Il est bien vrai que l'enracinement ne se conçoit pas sans le voyage, comme l'avait si bien vu Simone Weil (auteur de la première moitié du XXème siècle, agrégée de philosophie à 22 ans, élève d'Alain, puis ouvrière chez Renault et ouvrière agricole, chrétienne et socialiste, morte à 34 ans en 1943). Dans L'enracinement (IIème partie, « Le déracinement paysan »), elle dit :
« Par un effet de contraste, une trop grande stabilité produit chez les paysans un effet de déracinement. Un petit paysan commence à labourer seul vers 14 ans ; le travail est alors une poésie, une ivresse, quoique ses forces y suffisent à peine. Quelques années plus tard, cet enthousiasme enfantin est épuisé, le métier est connu, les forces physiques sont débordantes et dépassent de loin le travail à fournir ; et il n'y a rien d'autre à faire que ce qui a été fait tous les jours, pendant plusieurs années. Il se met alors à passer la semaine à rêver de ce qu'il fera le dimanche. Dès ce moment il est perdu. [...]
Il faudrait fournir un aliment à la soif de nouveau qui le saisit. Pour un jeune paysan, il n'y en a qu'un, le voyage. Il faudrait donner à tous les jeunes paysans la possibilité de voyager sans dépenses d'argent, en France et même à l'étranger [...] Cela impliquerait l'organisation pour les paysans de quelque chose d'analogue au Tour de France. On pourrait y joindre des œuvres d'éducation ou d'instruction. Car souvent les meilleurs des jeunes paysans [...] sentent de nouveau vers dix-huit ou vingt ans le goût de s'instruire [...] Le jeune garçon, ayant roulé par le monde plusieurs années [...] rentrerait chez lui, ses inquiétudes apaisées, et fonderait un foyer ».
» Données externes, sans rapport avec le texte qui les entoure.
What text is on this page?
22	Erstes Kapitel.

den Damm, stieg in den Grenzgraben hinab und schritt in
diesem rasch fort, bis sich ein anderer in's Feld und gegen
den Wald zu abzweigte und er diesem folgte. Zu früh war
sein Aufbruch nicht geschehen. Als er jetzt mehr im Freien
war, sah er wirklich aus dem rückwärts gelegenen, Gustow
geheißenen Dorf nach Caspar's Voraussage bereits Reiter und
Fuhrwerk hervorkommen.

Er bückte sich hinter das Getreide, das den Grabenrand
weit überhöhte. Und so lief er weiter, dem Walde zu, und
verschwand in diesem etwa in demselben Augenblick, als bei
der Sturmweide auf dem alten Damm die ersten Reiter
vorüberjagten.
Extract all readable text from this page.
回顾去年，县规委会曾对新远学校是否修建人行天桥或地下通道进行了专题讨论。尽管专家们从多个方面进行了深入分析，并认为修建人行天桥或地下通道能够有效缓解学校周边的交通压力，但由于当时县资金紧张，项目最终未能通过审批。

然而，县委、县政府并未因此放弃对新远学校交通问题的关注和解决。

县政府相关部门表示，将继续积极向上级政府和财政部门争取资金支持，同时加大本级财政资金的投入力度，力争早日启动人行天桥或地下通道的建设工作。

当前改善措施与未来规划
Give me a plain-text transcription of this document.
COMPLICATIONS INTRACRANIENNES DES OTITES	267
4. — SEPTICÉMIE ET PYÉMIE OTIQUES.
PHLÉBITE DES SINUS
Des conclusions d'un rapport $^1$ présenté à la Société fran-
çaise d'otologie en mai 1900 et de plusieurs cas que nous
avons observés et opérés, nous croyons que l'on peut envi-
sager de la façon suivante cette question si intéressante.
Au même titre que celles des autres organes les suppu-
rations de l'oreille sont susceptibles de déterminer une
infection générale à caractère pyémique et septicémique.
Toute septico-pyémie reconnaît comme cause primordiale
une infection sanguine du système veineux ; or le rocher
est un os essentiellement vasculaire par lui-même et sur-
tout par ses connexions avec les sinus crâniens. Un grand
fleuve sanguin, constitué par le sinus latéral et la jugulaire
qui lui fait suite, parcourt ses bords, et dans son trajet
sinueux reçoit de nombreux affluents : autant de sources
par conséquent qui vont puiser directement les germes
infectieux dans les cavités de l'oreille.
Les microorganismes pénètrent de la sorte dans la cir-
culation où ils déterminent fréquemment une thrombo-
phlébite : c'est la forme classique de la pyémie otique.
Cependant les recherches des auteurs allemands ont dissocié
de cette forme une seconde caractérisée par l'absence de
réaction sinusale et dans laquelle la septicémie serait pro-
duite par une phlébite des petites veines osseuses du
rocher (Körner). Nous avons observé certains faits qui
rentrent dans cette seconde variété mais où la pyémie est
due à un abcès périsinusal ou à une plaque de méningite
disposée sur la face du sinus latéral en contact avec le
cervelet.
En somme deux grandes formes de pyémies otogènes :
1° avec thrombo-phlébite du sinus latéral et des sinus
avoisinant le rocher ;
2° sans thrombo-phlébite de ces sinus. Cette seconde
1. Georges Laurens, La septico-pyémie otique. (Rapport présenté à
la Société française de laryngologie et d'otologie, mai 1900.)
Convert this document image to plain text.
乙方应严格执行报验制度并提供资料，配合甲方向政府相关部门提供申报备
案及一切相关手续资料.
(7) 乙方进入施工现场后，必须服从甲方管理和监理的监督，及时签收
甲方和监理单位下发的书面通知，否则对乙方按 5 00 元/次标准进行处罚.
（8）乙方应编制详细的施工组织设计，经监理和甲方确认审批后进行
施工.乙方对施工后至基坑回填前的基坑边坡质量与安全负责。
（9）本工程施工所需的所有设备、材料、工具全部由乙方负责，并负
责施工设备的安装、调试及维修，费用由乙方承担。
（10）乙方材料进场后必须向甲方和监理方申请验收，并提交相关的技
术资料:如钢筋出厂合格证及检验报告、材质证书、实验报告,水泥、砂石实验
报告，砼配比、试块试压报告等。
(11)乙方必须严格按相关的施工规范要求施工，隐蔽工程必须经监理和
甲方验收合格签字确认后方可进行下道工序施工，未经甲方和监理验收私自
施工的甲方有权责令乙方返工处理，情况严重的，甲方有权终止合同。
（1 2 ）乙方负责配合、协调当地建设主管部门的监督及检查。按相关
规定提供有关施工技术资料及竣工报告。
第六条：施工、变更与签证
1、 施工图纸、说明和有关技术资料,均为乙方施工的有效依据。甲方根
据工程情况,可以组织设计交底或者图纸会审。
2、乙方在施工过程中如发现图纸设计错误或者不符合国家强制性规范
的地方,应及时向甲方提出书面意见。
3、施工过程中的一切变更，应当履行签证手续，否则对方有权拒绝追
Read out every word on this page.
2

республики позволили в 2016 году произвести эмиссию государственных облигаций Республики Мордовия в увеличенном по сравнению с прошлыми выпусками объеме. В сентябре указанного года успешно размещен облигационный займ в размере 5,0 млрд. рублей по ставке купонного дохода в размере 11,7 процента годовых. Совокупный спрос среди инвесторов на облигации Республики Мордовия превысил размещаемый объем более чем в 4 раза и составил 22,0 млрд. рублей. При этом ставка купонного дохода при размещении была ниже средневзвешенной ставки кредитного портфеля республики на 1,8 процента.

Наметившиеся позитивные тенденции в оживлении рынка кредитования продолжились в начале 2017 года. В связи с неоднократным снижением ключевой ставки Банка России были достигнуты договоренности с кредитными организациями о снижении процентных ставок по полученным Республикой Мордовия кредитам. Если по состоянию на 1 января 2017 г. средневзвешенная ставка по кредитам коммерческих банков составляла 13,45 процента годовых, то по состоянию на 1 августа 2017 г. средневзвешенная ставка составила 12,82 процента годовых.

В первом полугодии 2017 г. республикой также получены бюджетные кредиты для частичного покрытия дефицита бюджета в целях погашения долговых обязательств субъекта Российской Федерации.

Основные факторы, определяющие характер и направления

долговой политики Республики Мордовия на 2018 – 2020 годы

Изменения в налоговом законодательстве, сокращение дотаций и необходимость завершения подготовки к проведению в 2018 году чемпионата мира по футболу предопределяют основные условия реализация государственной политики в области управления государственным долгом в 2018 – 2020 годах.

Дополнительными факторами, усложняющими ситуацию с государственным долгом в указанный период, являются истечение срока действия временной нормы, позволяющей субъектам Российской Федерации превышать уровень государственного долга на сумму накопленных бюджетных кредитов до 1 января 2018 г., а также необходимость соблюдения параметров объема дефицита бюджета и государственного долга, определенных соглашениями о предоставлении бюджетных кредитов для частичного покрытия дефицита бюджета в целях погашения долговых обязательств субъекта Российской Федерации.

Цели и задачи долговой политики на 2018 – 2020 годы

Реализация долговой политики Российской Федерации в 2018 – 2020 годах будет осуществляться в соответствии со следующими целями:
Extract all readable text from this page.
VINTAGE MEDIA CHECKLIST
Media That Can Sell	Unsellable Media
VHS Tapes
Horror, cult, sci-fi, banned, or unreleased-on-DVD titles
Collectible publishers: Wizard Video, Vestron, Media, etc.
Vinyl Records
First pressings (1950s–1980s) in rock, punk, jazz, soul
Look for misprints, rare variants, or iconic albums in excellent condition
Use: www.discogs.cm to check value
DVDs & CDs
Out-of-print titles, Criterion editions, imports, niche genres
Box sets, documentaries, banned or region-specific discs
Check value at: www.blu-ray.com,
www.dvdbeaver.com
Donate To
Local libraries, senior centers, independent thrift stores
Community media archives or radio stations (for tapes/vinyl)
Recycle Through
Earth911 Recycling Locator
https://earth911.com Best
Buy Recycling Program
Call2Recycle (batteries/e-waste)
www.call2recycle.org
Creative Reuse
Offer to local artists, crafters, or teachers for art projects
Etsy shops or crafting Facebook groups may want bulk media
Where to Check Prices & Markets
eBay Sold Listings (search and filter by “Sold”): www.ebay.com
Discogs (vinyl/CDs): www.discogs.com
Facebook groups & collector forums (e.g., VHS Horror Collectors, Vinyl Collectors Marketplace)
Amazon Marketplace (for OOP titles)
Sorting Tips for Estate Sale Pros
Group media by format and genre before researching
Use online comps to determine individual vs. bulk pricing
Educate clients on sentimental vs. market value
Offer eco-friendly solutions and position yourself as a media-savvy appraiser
Rester trop enfermé suscite l'ennui, par lequel on n'est plus en phase avec le monde qui nous entoure, par lequel donc on se déracine. Inversement, si un voyage commence par être un plaisir, au bout d'un moment on peut avoir envie de rentrer chez soi : au moment précis où il deviendrait une errance s'il durait encore trop longtemps, le voyage stimule l'enracinement, en nous faisant mieux sentir le lien particulier qui nous relie à notre chez nous. C'est aussi cela qu'illustre le motif récurrent d'Ulysse, et c'est encore cela qu'illustre, de manière plus violente, la perte définitive d'un être cher, qui nous fait sentir le lien particulier qu'on avait avec lui en coupant brusquement ce lien et nous plongeant dans l'état de deuil, et dans une nostalgie qu'il nous faudra surmonter.
Du Bellay, Les regrets, sonnet XXXI, 1558
L'enracinement ne se conçoit donc pas sans le voyage, et réciproquement aussi, le voyage ne se conçoit pas sans l'enracinement.
D'abord parce que s'il n'y a plus dans le monde de lieux singuliers dans lesquels des gens sont enracinés, si donc le monde est une espèce de soupe uniforme, alors on est partout dans le monde au même endroit, il n'y a plus de passage d'un lieu à un autre, il n'y a plus donc de voyage, comme le dit Régis Debray (auteur contemporain de gauche), dans son Eloge des frontières.
Ensuite parce qu'on ne voyage plus, mais on erre, quand l'éloignement par rapport à notre lieu d'enracinement dure au delà de ce qui est assez long pour nous, et nous fait souffrir de nostalgie. Il n'y a plus alors de plaisir du voyage.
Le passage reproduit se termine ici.